Powering the world: France-based Schneider Electric creates the technology behind electric car charging stations, solar power storage systems and energy management software for factories and office buildings. It’s been in business for over 180 years and it has projects in over 100 countries.
Global headcount: 144,000
Making moves: Schneider Electric’s Global International Mobility Center helped 400 employees make the move to a new country in 2016. It’s part of the company’s overall strategy to encourage wider transfer of knowledge and skills among its employees.
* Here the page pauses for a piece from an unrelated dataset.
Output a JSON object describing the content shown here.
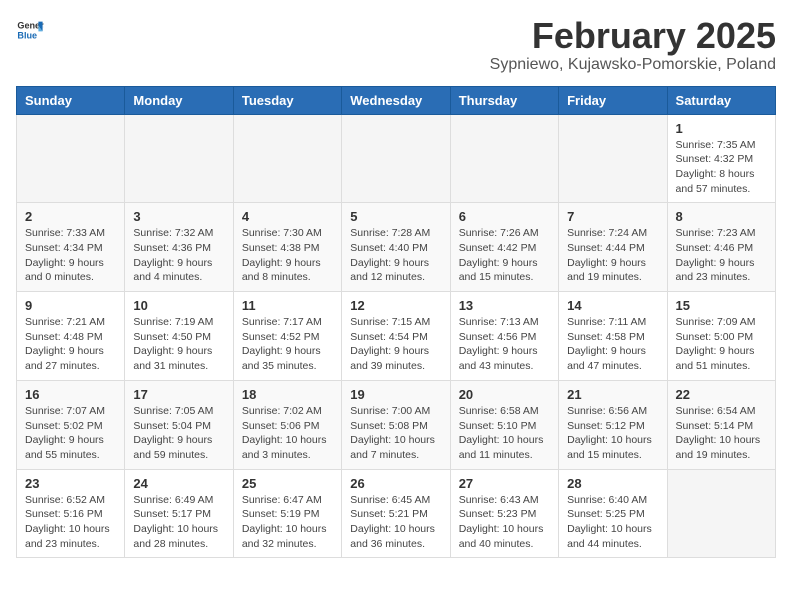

Design standard: Adobe is the reigning king of creative software, and it doesn’t look to be letting go of that title anytime soon. The company has made a successful transition to the cloud, with its Creative Cloud suite boasting over 9 million subscribers, according to analyst estimates.
Global headcount: 15,000
Adobe Kickbox: To encourage employee creativity, Adobe offers an “innovation in a box” kit that contains a $1,000 prepaid credit card, a Starbucks gift card, a candy bar, and a few instructions to any staffer who is interested in testing out new business ideas. The company has given out more than 1,000 boxes.
25) General Electric
A return to its industrial roots: GE has undergone a massive transition in recent years, returning to its core industrial businesses, selling off pieces of its finance arm and doubling down on what it refers to as the “industrial internet.” The company is now focusing on turbines, aircraft engines and big data rather than credit cards and personal loans.
Global headcount: 295,000
Leadership training: GE runs eight different leadership programs, giving recent graduates hands-on experience and training in a wide range of disciplines, including engineering, human resources, operations and finance. Some 25 percent of GE senior management graduated from a GE leadership program.
So there, you’ve got it!
One noticeable thing about the list is that Tech companies are making the rounds and doing big things while companies in the oil and gas sector are nowhere to be found.
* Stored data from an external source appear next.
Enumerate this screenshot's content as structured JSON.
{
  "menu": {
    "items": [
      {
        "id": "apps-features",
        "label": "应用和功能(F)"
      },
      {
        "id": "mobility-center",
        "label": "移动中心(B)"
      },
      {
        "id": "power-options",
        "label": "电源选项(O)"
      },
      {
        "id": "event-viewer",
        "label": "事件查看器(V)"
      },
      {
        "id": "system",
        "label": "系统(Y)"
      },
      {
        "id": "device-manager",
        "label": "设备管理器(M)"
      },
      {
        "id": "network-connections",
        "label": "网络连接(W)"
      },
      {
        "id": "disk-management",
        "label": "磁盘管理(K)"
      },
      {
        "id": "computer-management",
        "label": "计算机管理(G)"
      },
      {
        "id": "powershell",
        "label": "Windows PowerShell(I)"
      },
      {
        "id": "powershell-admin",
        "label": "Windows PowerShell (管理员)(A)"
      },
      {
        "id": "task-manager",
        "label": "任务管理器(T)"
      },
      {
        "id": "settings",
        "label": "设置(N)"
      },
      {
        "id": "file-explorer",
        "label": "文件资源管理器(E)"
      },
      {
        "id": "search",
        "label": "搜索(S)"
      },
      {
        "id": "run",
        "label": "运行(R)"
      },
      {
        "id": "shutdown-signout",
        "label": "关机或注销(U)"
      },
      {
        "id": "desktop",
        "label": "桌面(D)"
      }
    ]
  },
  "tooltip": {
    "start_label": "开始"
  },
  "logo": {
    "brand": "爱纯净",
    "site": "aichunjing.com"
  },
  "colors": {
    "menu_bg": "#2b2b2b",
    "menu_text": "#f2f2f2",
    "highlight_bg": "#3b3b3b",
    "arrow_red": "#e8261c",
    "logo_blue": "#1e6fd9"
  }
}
Coca-Cola did not make the list too whilst their arch rival. Pepsi is sitting boldly on the chart.
The only Consumer Goods firm is Unilever and only one Healthcare firm made the list.
Another interpretation of this list is that ICT skills are becoming important daily, starting from the most basic like knowing how to efficiently operate the computer and using the Microsoft Word Packages to the seeming complex ones like programming and writing codes.